Trotz des demografischen Wandels bleibt der Anteil der 60- bis 64-jährigen Arbeitnehmer am Arbeitsmarkt gering. Dies zeigt der „Altersübergangsreport“ des Instituts für Arbeit und Technik. Im Auftrag der Hans-Böckler-Stiftung werden für den Report aktuelle Daten und Zahlen zwischen Erwerbs- und Ruhestandsphase ausgewertet und analysiert. Die aktuelle Untersuchung zeigt, dass zwar die Beschäftigung von 60- bis 64-Jährigen wächst, dies allerdings auf einem sehr geringen Niveau. Besonders stark zugenommen hat hingegen der Anteil der 50- bis 54-jährigen Beschäftigten, da es sich hierbei um die geburtenstarken Jahrgänge der Nachkriegszeit handelt, die in diese Altersgruppe hineinwachsen.

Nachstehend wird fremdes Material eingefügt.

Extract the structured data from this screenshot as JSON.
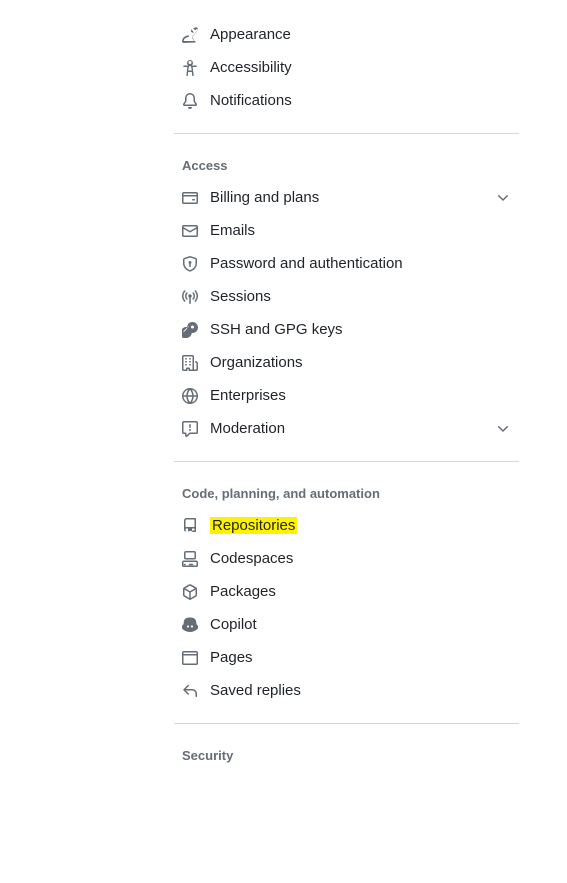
{
  "top": {
    "appearance": "Appearance",
    "accessibility": "Accessibility",
    "notifications": "Notifications"
  },
  "access": {
    "title": "Access",
    "billing": "Billing and plans",
    "emails": "Emails",
    "password": "Password and authentication",
    "sessions": "Sessions",
    "ssh": "SSH and GPG keys",
    "organizations": "Organizations",
    "enterprises": "Enterprises",
    "moderation": "Moderation"
  },
  "code": {
    "title": "Code, planning, and automation",
    "repositories": "Repositories",
    "codespaces": "Codespaces",
    "packages": "Packages",
    "copilot": "Copilot",
    "pages": "Pages",
    "saved": "Saved replies"
  },
  "security": {
    "title": "Security"
  }
}
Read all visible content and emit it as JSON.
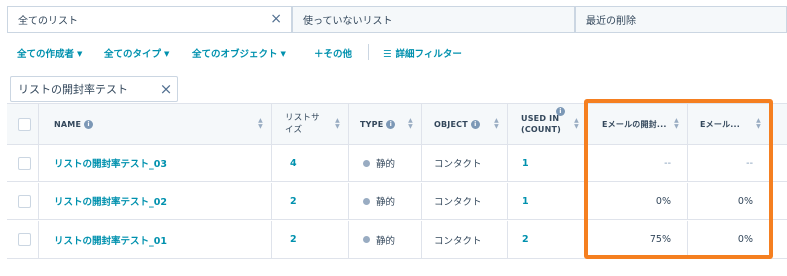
{
  "tabs": [
    {
      "label": "全てのリスト"
    },
    {
      "label": "使っていないリスト"
    },
    {
      "label": "最近の削除"
    }
  ],
  "filters": {
    "creator": "全ての作成者",
    "type": "全てのタイプ",
    "object": "全てのオブジェクト",
    "more": "＋その他",
    "advanced": "詳細フィルター"
  },
  "search": {
    "value": "リストの開封率テスト"
  },
  "table": {
    "headers": {
      "name": "NAME",
      "list_size": "リストサイズ",
      "type": "TYPE",
      "object": "OBJECT",
      "used_in": "USED IN (COUNT)",
      "open_rate": "Eメールの開封...",
      "email2": "Eメール..."
    },
    "rows": [
      {
        "name": "リストの開封率テスト_03",
        "size": "4",
        "type": "静的",
        "object": "コンタクト",
        "used": "1",
        "open_rate": "--",
        "email2": "--"
      },
      {
        "name": "リストの開封率テスト_02",
        "size": "2",
        "type": "静的",
        "object": "コンタクト",
        "used": "1",
        "open_rate": "0%",
        "email2": "0%"
      },
      {
        "name": "リストの開封率テスト_01",
        "size": "2",
        "type": "静的",
        "object": "コンタクト",
        "used": "2",
        "open_rate": "75%",
        "email2": "0%"
      }
    ]
  },
  "colors": {
    "accent": "#0091ae",
    "highlight": "#f57f20",
    "header_bg": "#f5f8fa"
  }
}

Insgesamt ist der Beschäftigungsanteil Älterer in allen Branchen gestiegen, allerdings sind im öffentlichen Dienst überdurchschnittlich viele ältere Arbeitnehmer beschäftigt. Die Untersuchung zeigt weiterhin, dass die Anzahl älterer Mitarbeiter insbesondere in mittelgroßen Betrieben (50 bis 499 Beschäftigte) zugenommen hat. In Großunternehmen (ab 500 Beschäftigten) bleibt der Anteil konstant. Das Institut für Arbeit und Technik warnt in seiner Untersuchung nachdrücklich davor, das Arbeitskräftepotenzial der Älteren sowie die Erfahrungen und Qualifikationen nicht zu nutzen. Derzeit gebe es ein gutes demografisches Umfeld, um eine längere und bessere Alterserwerbstätigkeit zu gewährleisten.